テクノロジーの変化が大きい時代にコロナウイルスが登場し、医療業界のデジタル化には拍車がかかり、オンライン服薬指導・オンライン診療などは、TVでも取り上げられている。
そのような背景もあり、環境変化への感度が高い若手薬剤師は、
「変化に対応するためにどのようなスキルを身につけるべきか?」
という問いに向き合っているのではないだろうか。
その問いに対する答えは「クリティカルシンキング」だと私は思っている。
皆さんご存知の、厚労省による『患者のための薬局ビジョン』。
その文中に「対物から対人へ」というフレーズがある。
私はずっと、この言葉だけが一人歩きしているように感じていた。
「患者のため‥」患者のため?
何をする事が患者のためになるのか?
ところで皆さんは「クリティカルシンキング」という思考法をご存知だろうか。
簡単に言えば、物事を論理的・構造的かつ客観的に思考する事である。
私はこの思考法を学んだ際に、「イシュー」(その課題を解決するための大きな問い)を設定した。
イシューとは、考えたい事でも、考えやすい事でもない。
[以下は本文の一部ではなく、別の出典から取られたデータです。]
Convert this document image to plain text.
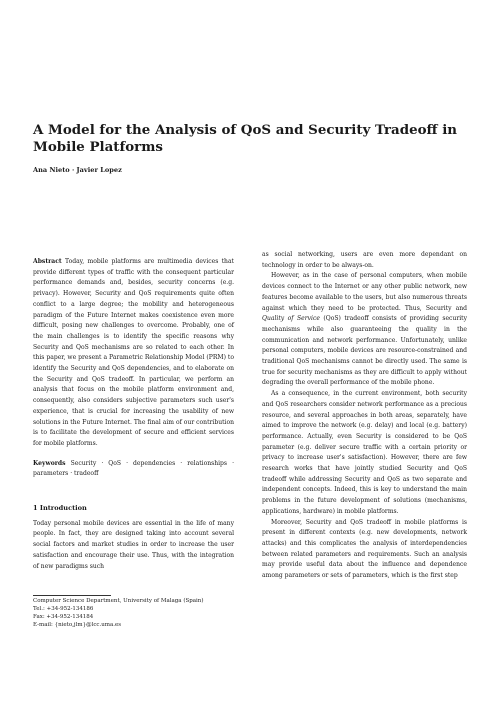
A Model for the Analysis of QoS and Security Tradeoff in Mobile Platforms
Ana Nieto · Javier Lopez

Abstract Today, mobile platforms are multimedia devices that provide different types of traffic with the consequent particular performance demands and, besides, security concerns (e.g. privacy). However, Security and QoS requirements quite often conflict to a large degree; the mobility and heterogeneous paradigm of the Future Internet makes coexistence even more difficult, posing new challenges to overcome. Probably, one of the main challenges is to identify the specific reasons why Security and QoS mechanisms are so related to each other. In this paper, we present a Parametric Relationship Model (PRM) to identify the Security and QoS dependencies, and to elaborate on the Security and QoS tradeoff. In particular, we perform an analysis that focus on the mobile platform environment and, consequently, also considers subjective parameters such user's experience, that is crucial for increasing the usability of new solutions in the Future Internet. The final aim of our contribution is to facilitate the development of secure and efficient services for mobile platforms.

Keywords Security · QoS · dependencies · relationships · parameters · tradeoff

1 Introduction

Today personal mobile devices are essential in the life of many people. In fact, they are designed taking into account several social factors and market studies in order to increase the user satisfaction and encourage their use. Thus, with the integration of new paradigms such

Computer Science Department, University of Malaga (Spain)
Tel.: +34-952-134186
Fax: +34-952-134184
E-mail: {nieto,jlm}@lcc.uma.es

as social networking, users are even more dependant on technology in order to be always-on.

However, as in the case of personal computers, when mobile devices connect to the Internet or any other public network, new features become available to the users, but also numerous threats against which they need to be protected. Thus, Security and Quality of Service (QoS) tradeoff consists of providing security mechanisms while also guaranteeing the quality in the communication and network performance. Unfortunately, unlike personal computers, mobile devices are resource-constrained and traditional QoS mechanisms cannot be directly used. The same is true for security mechanisms as they are difficult to apply without degrading the overall performance of the mobile phone.

As a consequence, in the current environment, both security and QoS researchers consider network performance as a precious resource, and several approaches in both areas, separately, have aimed to improve the network (e.g. delay) and local (e.g. battery) performance. Actually, even Security is considered to be QoS parameter (e.g. deliver secure traffic with a certain priority or privacy to increase user's satisfaction). However, there are few research works that have jointly studied Security and QoS tradeoff while addressing Security and QoS as two separate and independent concepts. Indeed, this is key to understand the main problems in the future development of solutions (mechanisms, applications, hardware) in mobile platforms.

Moreover, Security and QoS tradeoff in mobile platforms is present in different contexts (e.g. new developments, network attacks) and this complicates the analysis of interdependencies between related parameters and requirements. Such an analysis may provide useful data about the influence and dependence among parameters or sets of parameters, which is the first step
今ここで考えるべき問いである。
「そうだ!患者のイシューを捉え続けることが、対物から対人への鍵だ」そう思った。
業務の振り返りをしてみて欲しい。
「目の前の患者にどんな説明をしてるか?」「どんな思考でいるか?」
今ここで考えて欲しいのが、それが「あなたのイシュー」になってはいないかという事。
患者のイシューを捉えようとしていましたか?
そしてそれを捉え続けようとしていますか?
実際先日、薬剤師と行ったセンションでは、こちらが言いたいことや、患者にやってほしいことを説明する者が多かった。
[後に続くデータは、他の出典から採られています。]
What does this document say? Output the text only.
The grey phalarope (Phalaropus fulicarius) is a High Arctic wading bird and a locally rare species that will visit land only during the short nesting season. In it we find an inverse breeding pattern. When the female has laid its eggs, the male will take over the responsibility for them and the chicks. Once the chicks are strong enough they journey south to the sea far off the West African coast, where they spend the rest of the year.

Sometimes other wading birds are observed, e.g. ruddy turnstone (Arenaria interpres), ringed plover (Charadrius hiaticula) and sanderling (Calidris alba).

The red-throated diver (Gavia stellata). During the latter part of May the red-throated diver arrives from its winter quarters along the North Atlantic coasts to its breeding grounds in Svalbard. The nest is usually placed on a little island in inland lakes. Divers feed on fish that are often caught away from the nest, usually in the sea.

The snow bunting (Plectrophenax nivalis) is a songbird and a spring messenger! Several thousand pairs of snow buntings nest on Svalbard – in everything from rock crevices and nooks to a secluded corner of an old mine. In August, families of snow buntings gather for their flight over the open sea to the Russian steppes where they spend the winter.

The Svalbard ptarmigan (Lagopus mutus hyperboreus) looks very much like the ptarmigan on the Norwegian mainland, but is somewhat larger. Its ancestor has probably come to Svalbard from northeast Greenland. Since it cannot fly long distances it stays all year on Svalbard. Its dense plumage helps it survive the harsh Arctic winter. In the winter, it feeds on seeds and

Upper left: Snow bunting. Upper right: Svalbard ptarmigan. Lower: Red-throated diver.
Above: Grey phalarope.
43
そして患者のイシューを捉えていなかったのでは?との話が出ていた。
薬剤師は薬学という知識を、患者のために使うことで、初めて価値がある。
当財団は、患者にとって「同行二人」であり続けたいと心から思っている。
「患者のイシュー=患者にとって解決すべき問い」
薬剤師サイドが言いたいことを伝えるのではなく、患者の課題を解決するためには?と常に考え動く事で、患者から必要とされる薬剤師像が見えてくると思う。
若手の薬剤師の皆さんが、先輩たちが作ってくれた医薬分業の流れを引き継ぎ、患者のために行動するには、対物から対人へのシフトの鍵となる「患者のイシューは?」を常に捉え続ける事だと思っている。
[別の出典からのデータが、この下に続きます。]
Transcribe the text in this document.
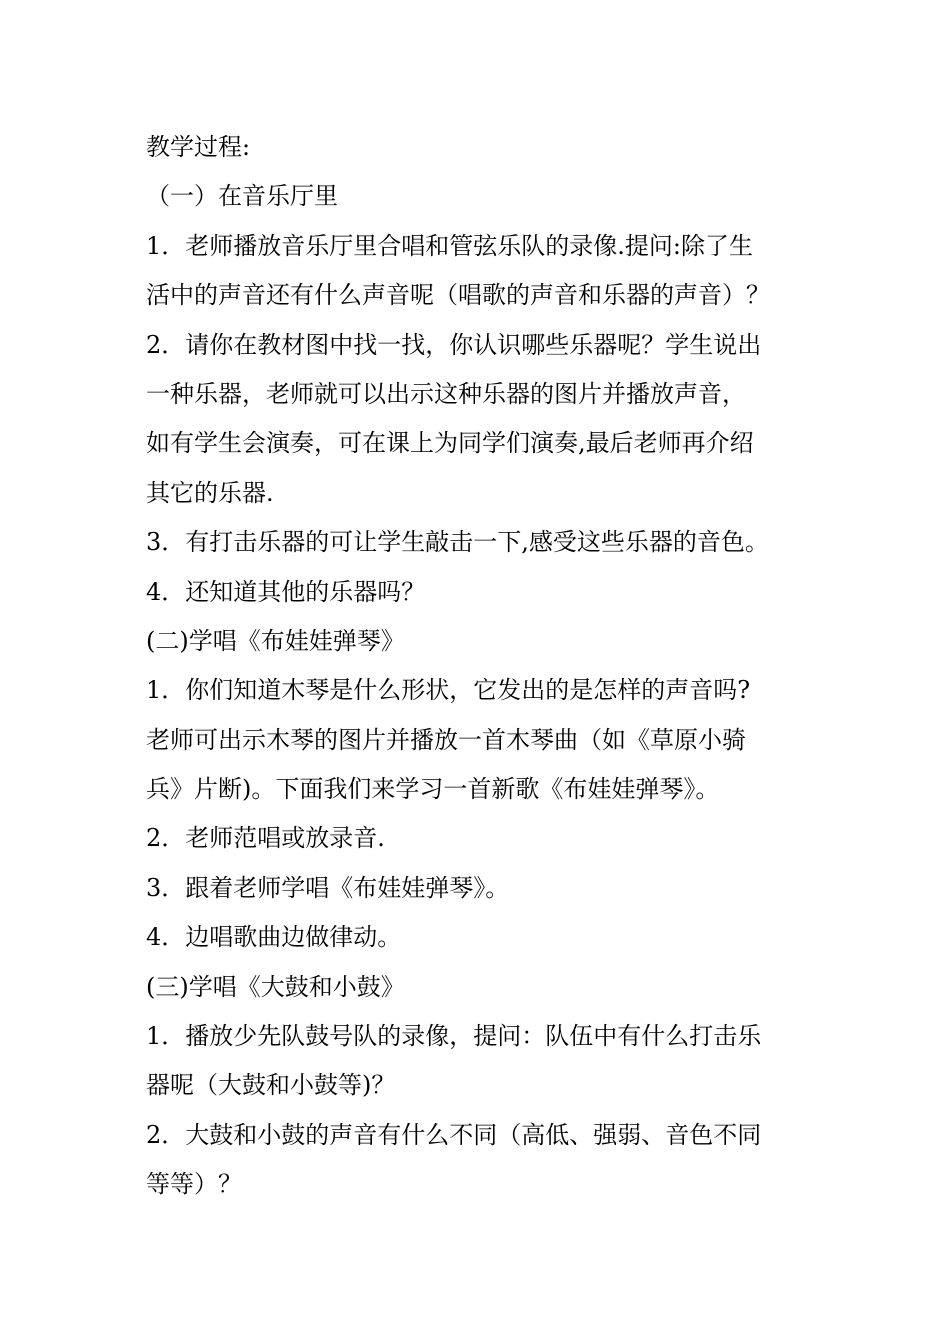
教学过程:
（一）在音乐厅里
1．老师播放音乐厅里合唱和管弦乐队的录像.提问:除了生
活中的声音还有什么声音呢（唱歌的声音和乐器的声音）？
2．请你在教材图中找一找，你认识哪些乐器呢？学生说出
一种乐器，老师就可以出示这种乐器的图片并播放声音，
如有学生会演奏，可在课上为同学们演奏,最后老师再介绍
其它的乐器.
3．有打击乐器的可让学生敲击一下,感受这些乐器的音色。
4．还知道其他的乐器吗？
(二)学唱《布娃娃弹琴》
1．你们知道木琴是什么形状，它发出的是怎样的声音吗?
老师可出示木琴的图片并播放一首木琴曲（如《草原小骑
兵》片断)。下面我们来学习一首新歌《布娃娃弹琴》。
2．老师范唱或放录音.
3．跟着老师学唱《布娃娃弹琴》。
4．边唱歌曲边做律动。
(三)学唱《大鼓和小鼓》
1．播放少先队鼓号队的录像，提问：队伍中有什么打击乐
器呢（大鼓和小鼓等)？
2．大鼓和小鼓的声音有什么不同（高低、强弱、音色不同
等等）？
患者のために学び、患者と共に学び、患者と共に学び終える。
その鍵となる「クリティカルシンキング」。
日本には薬剤師がいたから、超高齢化社会問題が解決でき、また日本が前に進むことができた。そう言われるよう、若い柔軟な頭をフル稼働してもらいたい。
そしてそんな活動を、当財団が共にしていきたいと切に願っている。